The Monday subscription was “poorly received” by retail investors, said Edmund Hui, CEO of Bright Smart Securities International.
Despite the hype surrounding its IPO, the first day of retail subscription for the world’s No. 4 smartphone-maker was far behind those of fellow Chinese technology companies Ping An Healthcare and Technology Co. Ltd. and China Literature Ltd., he told Caixin.
Alvin Cheung, associate director at Prudential Brokerage, said that funds borrowed to invest in Xiaomi — so-called margin lending — hit around HK$500 million ($63.7 million) from his brokerage on Monday, about 10% of the figure borrowed on the first day of Ping An Healthcare’s retail subscription.
Xiaomi will float shares on the Hong Kong Stock Exchange on July 9 in one of the most-watched tech IPOs since the 2014 debut of Alibaba Group Holding Ltd. The smartphone-maker plans to raise as much as $6.1 billion through the issuance of 2.2 billion shares.

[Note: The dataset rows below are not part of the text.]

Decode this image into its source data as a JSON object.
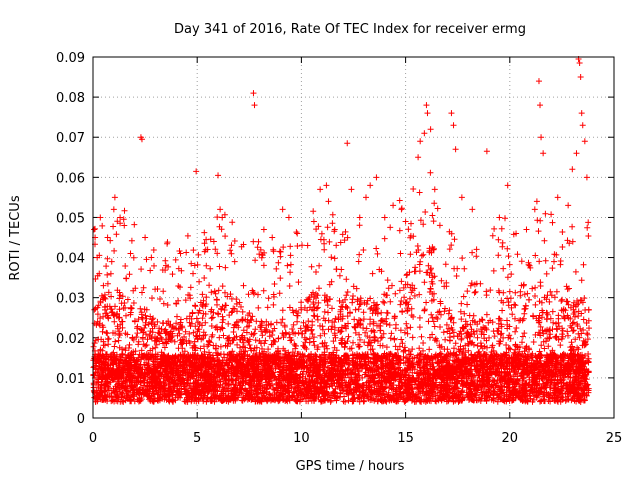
{
  "chart_data": {
    "type": "scatter",
    "title": "Day 341 of 2016, Rate Of TEC Index for receiver ermg",
    "xlabel": "GPS time / hours",
    "ylabel": "ROTI / TECUs",
    "xlim": [
      0,
      25
    ],
    "ylim": [
      0,
      0.09
    ],
    "xticks": [
      0,
      5,
      10,
      15,
      20,
      25
    ],
    "xtick_labels": [
      "0",
      "5",
      "10",
      "15",
      "20",
      "25"
    ],
    "yticks": [
      0,
      0.01,
      0.02,
      0.03,
      0.04,
      0.05,
      0.06,
      0.07,
      0.08,
      0.09
    ],
    "ytick_labels": [
      "0",
      "0.01",
      "0.02",
      "0.03",
      "0.04",
      "0.05",
      "0.06",
      "0.07",
      "0.08",
      "0.09"
    ],
    "grid": true,
    "marker": "plus",
    "color": "#ff0000",
    "series": [
      {
        "points": [
          [
            0.05,
            0.047
          ],
          [
            0.1,
            0.045
          ],
          [
            0.2,
            0.04
          ],
          [
            0.3,
            0.036
          ],
          [
            0.35,
            0.05
          ],
          [
            0.5,
            0.033
          ],
          [
            0.7,
            0.045
          ],
          [
            0.9,
            0.039
          ],
          [
            1.0,
            0.052
          ],
          [
            1.05,
            0.055
          ],
          [
            1.3,
            0.05
          ],
          [
            1.5,
            0.048
          ],
          [
            1.8,
            0.041
          ],
          [
            2.3,
            0.07
          ],
          [
            2.35,
            0.0695
          ],
          [
            2.5,
            0.045
          ],
          [
            2.8,
            0.04
          ],
          [
            3.5,
            0.038
          ],
          [
            4.2,
            0.041
          ],
          [
            4.8,
            0.036
          ],
          [
            4.95,
            0.0615
          ],
          [
            5.5,
            0.042
          ],
          [
            5.8,
            0.044
          ],
          [
            6.0,
            0.0605
          ],
          [
            6.1,
            0.052
          ],
          [
            6.2,
            0.05
          ],
          [
            6.8,
            0.039
          ],
          [
            7.7,
            0.081
          ],
          [
            7.75,
            0.078
          ],
          [
            8.2,
            0.047
          ],
          [
            8.6,
            0.045
          ],
          [
            9.1,
            0.052
          ],
          [
            9.4,
            0.05
          ],
          [
            9.8,
            0.046
          ],
          [
            10.3,
            0.043
          ],
          [
            10.6,
            0.049
          ],
          [
            10.9,
            0.057
          ],
          [
            11.2,
            0.058
          ],
          [
            11.3,
            0.054
          ],
          [
            11.6,
            0.047
          ],
          [
            12.2,
            0.0685
          ],
          [
            12.4,
            0.057
          ],
          [
            12.8,
            0.05
          ],
          [
            13.1,
            0.055
          ],
          [
            13.3,
            0.058
          ],
          [
            13.6,
            0.06
          ],
          [
            14.0,
            0.05
          ],
          [
            14.4,
            0.053
          ],
          [
            14.8,
            0.052
          ],
          [
            15.0,
            0.049
          ],
          [
            15.6,
            0.065
          ],
          [
            15.7,
            0.069
          ],
          [
            15.9,
            0.071
          ],
          [
            16.0,
            0.078
          ],
          [
            16.05,
            0.076
          ],
          [
            16.2,
            0.072
          ],
          [
            16.4,
            0.057
          ],
          [
            17.2,
            0.076
          ],
          [
            17.3,
            0.073
          ],
          [
            17.4,
            0.067
          ],
          [
            17.7,
            0.055
          ],
          [
            18.2,
            0.052
          ],
          [
            18.9,
            0.0665
          ],
          [
            19.5,
            0.05
          ],
          [
            19.9,
            0.058
          ],
          [
            20.3,
            0.046
          ],
          [
            20.8,
            0.047
          ],
          [
            21.2,
            0.052
          ],
          [
            21.3,
            0.054
          ],
          [
            21.4,
            0.084
          ],
          [
            21.45,
            0.078
          ],
          [
            21.5,
            0.07
          ],
          [
            21.6,
            0.066
          ],
          [
            22.3,
            0.055
          ],
          [
            22.8,
            0.053
          ],
          [
            23.0,
            0.062
          ],
          [
            23.2,
            0.066
          ],
          [
            23.3,
            0.0895
          ],
          [
            23.35,
            0.0885
          ],
          [
            23.4,
            0.085
          ],
          [
            23.45,
            0.076
          ],
          [
            23.5,
            0.073
          ],
          [
            23.6,
            0.069
          ],
          [
            23.7,
            0.06
          ]
        ]
      }
    ]
  }
}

Around 10% of Xiaomi’s publicly traded shares — worth $548 million — will go to seven cornerstone investors: CICFH Entertainment, China Mobile Ltd., China Development Bank, SF Express Co. Ltd., China Merchants Group, China Poly Group Corp. and U.S. chipmaker Qualcomm Inc., the sole foreign firm on the list.

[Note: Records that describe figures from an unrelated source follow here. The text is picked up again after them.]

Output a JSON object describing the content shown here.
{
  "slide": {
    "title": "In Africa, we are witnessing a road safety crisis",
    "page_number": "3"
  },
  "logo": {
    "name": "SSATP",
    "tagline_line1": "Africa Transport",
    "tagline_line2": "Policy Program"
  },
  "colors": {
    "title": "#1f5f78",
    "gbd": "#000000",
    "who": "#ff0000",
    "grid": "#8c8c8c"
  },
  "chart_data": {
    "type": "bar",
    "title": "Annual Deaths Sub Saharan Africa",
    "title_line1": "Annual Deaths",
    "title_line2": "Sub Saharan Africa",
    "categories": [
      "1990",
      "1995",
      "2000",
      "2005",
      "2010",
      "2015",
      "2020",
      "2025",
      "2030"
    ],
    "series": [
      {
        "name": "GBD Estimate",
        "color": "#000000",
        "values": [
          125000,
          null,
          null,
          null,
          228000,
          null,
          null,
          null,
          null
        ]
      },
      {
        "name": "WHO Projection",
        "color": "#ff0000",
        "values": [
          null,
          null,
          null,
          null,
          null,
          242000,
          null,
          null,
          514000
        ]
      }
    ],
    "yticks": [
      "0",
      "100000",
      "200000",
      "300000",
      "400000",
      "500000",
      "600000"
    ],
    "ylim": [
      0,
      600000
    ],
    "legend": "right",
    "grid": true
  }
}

Retail investors have until Thursday to subscribe to shares ahead of their trading debut.
Both Hui and Cheung said that the Xiaomi IPO will possibly be oversubscribed, but the extent of the oversubscription is expected to be a “far cry” from the level seen in the listing of other new-economy companies.

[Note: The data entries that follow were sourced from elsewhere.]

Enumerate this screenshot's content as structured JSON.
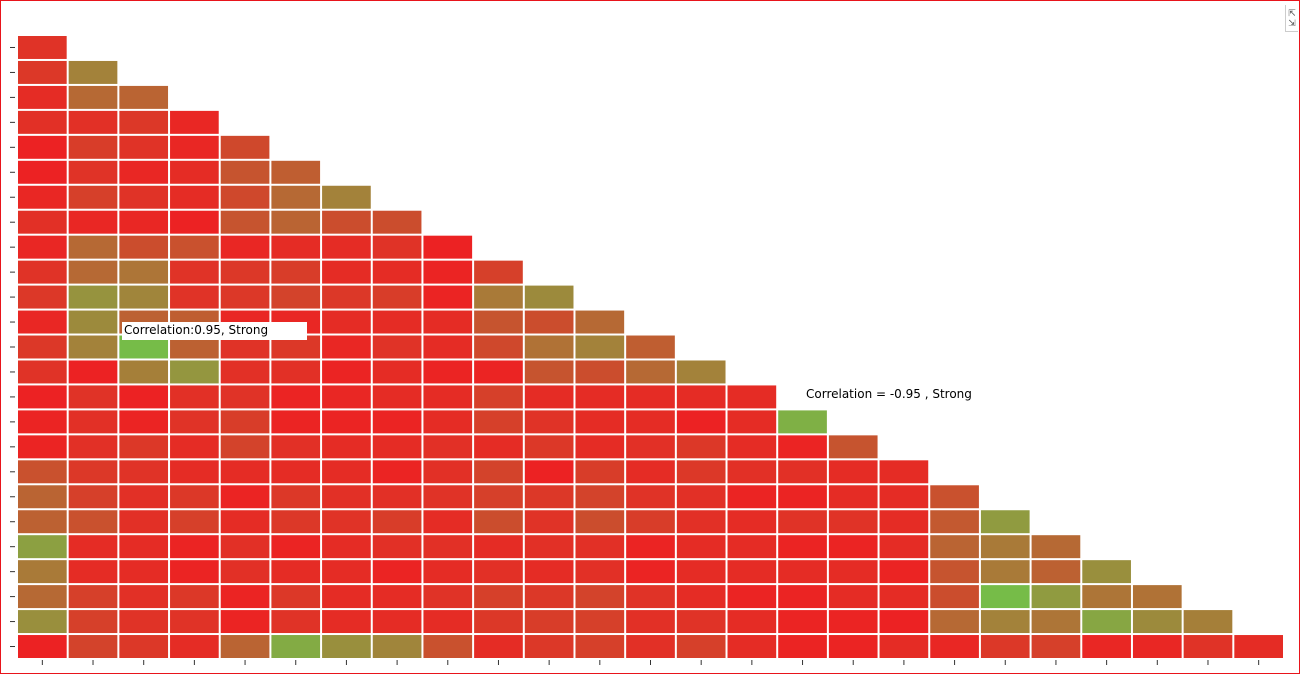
{
  "expand_icon": "collapse-arrows-icon",
  "chart_data": {
    "type": "heatmap",
    "layout": "lower-triangle",
    "size": 25,
    "value_meaning": "absolute correlation strength",
    "color_scale": {
      "low": "#ef1f22",
      "high": "#70c44a"
    },
    "grid": false,
    "values": [
      [
        0.12
      ],
      [
        0.15,
        0.6
      ],
      [
        0.08,
        0.45,
        0.42
      ],
      [
        0.1,
        0.1,
        0.15,
        0.05
      ],
      [
        0.02,
        0.18,
        0.12,
        0.05,
        0.25
      ],
      [
        0.02,
        0.12,
        0.05,
        0.08,
        0.32,
        0.38
      ],
      [
        0.05,
        0.2,
        0.12,
        0.08,
        0.25,
        0.45,
        0.6
      ],
      [
        0.1,
        0.05,
        0.05,
        0.02,
        0.32,
        0.42,
        0.28,
        0.28
      ],
      [
        0.05,
        0.45,
        0.28,
        0.3,
        0.05,
        0.08,
        0.08,
        0.12,
        0.02
      ],
      [
        0.12,
        0.45,
        0.52,
        0.12,
        0.15,
        0.18,
        0.08,
        0.08,
        0.03,
        0.2
      ],
      [
        0.15,
        0.7,
        0.62,
        0.12,
        0.15,
        0.22,
        0.15,
        0.18,
        0.03,
        0.55,
        0.65
      ],
      [
        0.05,
        0.65,
        0.4,
        0.38,
        0.05,
        0.05,
        0.08,
        0.08,
        0.08,
        0.32,
        0.28,
        0.45
      ],
      [
        0.15,
        0.6,
        0.95,
        0.4,
        0.12,
        0.15,
        0.05,
        0.12,
        0.08,
        0.25,
        0.5,
        0.6,
        0.38
      ],
      [
        0.12,
        0.02,
        0.58,
        0.72,
        0.1,
        0.1,
        0.03,
        0.08,
        0.03,
        0.03,
        0.32,
        0.28,
        0.45,
        0.6
      ],
      [
        0.02,
        0.12,
        0.02,
        0.1,
        0.12,
        0.03,
        0.05,
        0.08,
        0.08,
        0.2,
        0.08,
        0.08,
        0.08,
        0.08,
        0.08
      ],
      [
        0.03,
        0.1,
        0.03,
        0.12,
        0.18,
        0.03,
        0.03,
        0.03,
        0.08,
        0.2,
        0.12,
        0.08,
        0.08,
        0.02,
        0.08,
        0.88
      ],
      [
        0.03,
        0.1,
        0.15,
        0.08,
        0.22,
        0.1,
        0.08,
        0.08,
        0.1,
        0.08,
        0.15,
        0.08,
        0.1,
        0.15,
        0.08,
        0.03,
        0.32
      ],
      [
        0.3,
        0.15,
        0.12,
        0.08,
        0.08,
        0.08,
        0.08,
        0.03,
        0.1,
        0.22,
        0.02,
        0.18,
        0.08,
        0.15,
        0.1,
        0.1,
        0.08,
        0.08
      ],
      [
        0.42,
        0.2,
        0.1,
        0.15,
        0.03,
        0.15,
        0.1,
        0.1,
        0.12,
        0.2,
        0.15,
        0.22,
        0.12,
        0.1,
        0.03,
        0.03,
        0.08,
        0.08,
        0.3
      ],
      [
        0.4,
        0.3,
        0.1,
        0.2,
        0.08,
        0.15,
        0.12,
        0.18,
        0.08,
        0.28,
        0.12,
        0.28,
        0.18,
        0.1,
        0.08,
        0.12,
        0.12,
        0.08,
        0.35,
        0.75
      ],
      [
        0.78,
        0.08,
        0.08,
        0.03,
        0.1,
        0.03,
        0.08,
        0.1,
        0.1,
        0.08,
        0.1,
        0.1,
        0.03,
        0.08,
        0.08,
        0.03,
        0.03,
        0.08,
        0.42,
        0.55,
        0.45
      ],
      [
        0.55,
        0.08,
        0.08,
        0.03,
        0.1,
        0.08,
        0.08,
        0.03,
        0.08,
        0.1,
        0.08,
        0.1,
        0.03,
        0.08,
        0.08,
        0.08,
        0.08,
        0.03,
        0.32,
        0.55,
        0.4,
        0.68
      ],
      [
        0.45,
        0.2,
        0.1,
        0.15,
        0.03,
        0.15,
        0.08,
        0.08,
        0.12,
        0.2,
        0.15,
        0.22,
        0.12,
        0.08,
        0.03,
        0.03,
        0.08,
        0.08,
        0.28,
        0.95,
        0.75,
        0.52,
        0.5
      ],
      [
        0.68,
        0.2,
        0.12,
        0.12,
        0.03,
        0.12,
        0.08,
        0.08,
        0.08,
        0.15,
        0.18,
        0.2,
        0.1,
        0.12,
        0.08,
        0.03,
        0.03,
        0.02,
        0.45,
        0.6,
        0.52,
        0.82,
        0.65,
        0.58
      ],
      [
        0.02,
        0.22,
        0.15,
        0.08,
        0.42,
        0.85,
        0.68,
        0.62,
        0.3,
        0.08,
        0.15,
        0.2,
        0.1,
        0.2,
        0.08,
        0.03,
        0.03,
        0.08,
        0.05,
        0.15,
        0.2,
        0.05,
        0.05,
        0.12,
        0.08
      ]
    ],
    "tooltip": "Correlation:0.95, Strong",
    "annotation": "Correlation = -0.95 , Strong"
  }
}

E-book publisher China Literature was oversubscribed by 625 times before its IPO in November. Ping An Healthcare, an online operator of healthcare services that listed in May, was 653 times oversubscribed.
The market valuation of Xiaomi has been a point of controversy, with some investment banks valuing the company as high as $90 billion, or 27 to 34 times projected 2019 earnings. By comparison, Apple Inc. has a multiple of 14.5, leading some market analysts to argue that a $90 billion valuation is too high.
Xiaomi’s subscription exercise also kicked off at an inauspicious time — the Hang Seng Index dropped 377 points on Monday to 28,961, its lowest point in over six months.
Despite these headwinds, it was revealed by Canning Fok, co-managing director of CK Hutchison Holdings, at a Monday event that Hong Kong tycoon Li Ka-shing has subscribed to $30 million in shares.
Li and Xiaomi CEO Lei Jun struck a deal in May, when the telecom unit of Li’s CK Hutchison Holdings Ltd. agreed to introduce Xiaomi products to its global retail network of nearly 18,000 outlets, especially in Europe.